Je suis trop modeste et je laisserai le soin aux autres de faire le constat. J’ai une ambition.  J’estime que nous avons passé trop de temps pour connaître l’Algérie. Je trouve aussi que nous faisons des progrès très rapidement  parce que c’est un progrès facilité par le gouvernement algérien, mais nous avons toujours beaucoup à apprendre. Je veux aider nos concitoyens à apprendre l’Algérien, être à l’aise dans ces villes et la campagne, d’être un partenariat pour tous les Algériens.
J’espère que je vais voyager largement dans le pays, mon premier voyage hors Alger aura lieu au début de septembre à Oran, et c’est un début pour moi parce que c’est un grand pays avec des défis, comme nous tous, qui est à découvrir.  Si je peux aider à donner une impression constructive du Royaume-Uni, tout en faisant connaître aussi les problèmes que nous vivons, cela sera  un partenariat mieux équilibré.
Y aura-t-il des facilités spécifiques pour les demandeurs de visa ?

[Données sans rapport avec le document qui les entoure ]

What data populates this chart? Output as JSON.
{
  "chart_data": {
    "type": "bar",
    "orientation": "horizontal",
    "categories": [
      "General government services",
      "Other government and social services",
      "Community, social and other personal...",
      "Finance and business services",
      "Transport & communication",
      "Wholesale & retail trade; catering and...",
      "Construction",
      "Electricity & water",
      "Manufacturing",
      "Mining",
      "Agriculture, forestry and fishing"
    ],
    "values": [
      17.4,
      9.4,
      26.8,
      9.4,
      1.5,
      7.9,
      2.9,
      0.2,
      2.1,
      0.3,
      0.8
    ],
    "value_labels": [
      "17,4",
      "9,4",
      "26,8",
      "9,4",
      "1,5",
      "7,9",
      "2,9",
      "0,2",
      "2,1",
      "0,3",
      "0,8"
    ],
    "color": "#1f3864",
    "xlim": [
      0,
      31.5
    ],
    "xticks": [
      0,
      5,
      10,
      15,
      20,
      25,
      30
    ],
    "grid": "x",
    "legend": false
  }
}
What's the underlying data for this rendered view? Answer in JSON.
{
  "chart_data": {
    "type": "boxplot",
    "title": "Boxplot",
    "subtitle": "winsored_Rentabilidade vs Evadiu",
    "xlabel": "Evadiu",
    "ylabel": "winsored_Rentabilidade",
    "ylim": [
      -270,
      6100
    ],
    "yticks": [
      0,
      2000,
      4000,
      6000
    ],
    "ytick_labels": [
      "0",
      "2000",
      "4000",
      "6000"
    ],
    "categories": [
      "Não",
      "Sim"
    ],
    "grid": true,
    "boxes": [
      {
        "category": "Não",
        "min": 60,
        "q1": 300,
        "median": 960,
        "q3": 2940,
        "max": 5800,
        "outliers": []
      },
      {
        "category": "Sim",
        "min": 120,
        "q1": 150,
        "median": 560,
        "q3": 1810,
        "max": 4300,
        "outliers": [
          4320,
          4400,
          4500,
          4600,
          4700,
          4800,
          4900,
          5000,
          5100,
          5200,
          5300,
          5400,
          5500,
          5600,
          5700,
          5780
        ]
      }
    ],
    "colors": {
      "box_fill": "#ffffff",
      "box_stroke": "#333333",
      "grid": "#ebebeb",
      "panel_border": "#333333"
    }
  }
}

C’est un aspect que nous ne traitons pas à l’embassade. Nous avons un partenaire qui est « TLS Contact » qui se charge du traitement des dossiers de visas pour l’Angleterre. C’est la même entreprise qui traite les visas Schengen des autres pays. Nous travaillons avec cette ambassade mais c’est notre ambassade à Paris  qui est responsable des visas pour pas mal de pays francophones et c’est eux et TLS qui font ces services. Je crois qu’en général, le service s’est amélioré depuis l’arrivée  de  TLS, mais on cherche toujours à l’améliorer davantage.
Je dirai seulement que tous ceux qui veulent un visa britannique, c’est une formule, on doit le faire de la meilleure façon en donnant des preuves par le biais des documents présentés afin de justifier les déclarations des demandeurs. Tout document utile pour une application de la demande doit être remis avec cette demande.
Il faut dire que beaucoup de demandes ne sont pas bien soutenues par la fourniture des documents qui les justifient. En général, je trouve que le nombre de visas pour l’Algérie augmente de mois en mois. J’ai l’impression que les voyages d’Algériens pour la Grande-Bretagne sont facilités. D’ailleurs on a enregistré 22,485 demandes de visa en 2013, avec une augmentation de 50% par rapport à 2012.
Est-ce la première fois que vous venez en Algérie et quelle est votre impression ?
Je suis venu en 2006-2007 pour une petite visite, quand j’étais directeur responsable de la sécurité pour le ministère des Affaires étrangères partout dans le monde. Ma mission était de voir les conditions de travail en Algérie.
J’avoue que cette époque n’était pas florissante pour la diplomatie britannique en Algérie, c’est pour cela que je peux dire que nous étions très en retard pour recommencer après les difficultés de la décennie noire.  Actuellement je suis en Algérie depuis le mois de juin passé et à vrai dire, il m’est impossible de répondre à une question tellement large.
Que pouvez-vous dire en conclusion ?
Je suis vraiment ravi d’être là.  Je vois chaque jour une nouvelle compagnie, une nouvelle entreprise, une nouvelle université qui nous écrivent à l’ambassade pour solliciter notre accompagnement dans leurs activités.  Je trouve que cela témoigne de la relation florissante entre les deux côtés. Il faut continuer et nous allons arriver à une cooptation beaucoup plus large que celle d’aujourd’hui.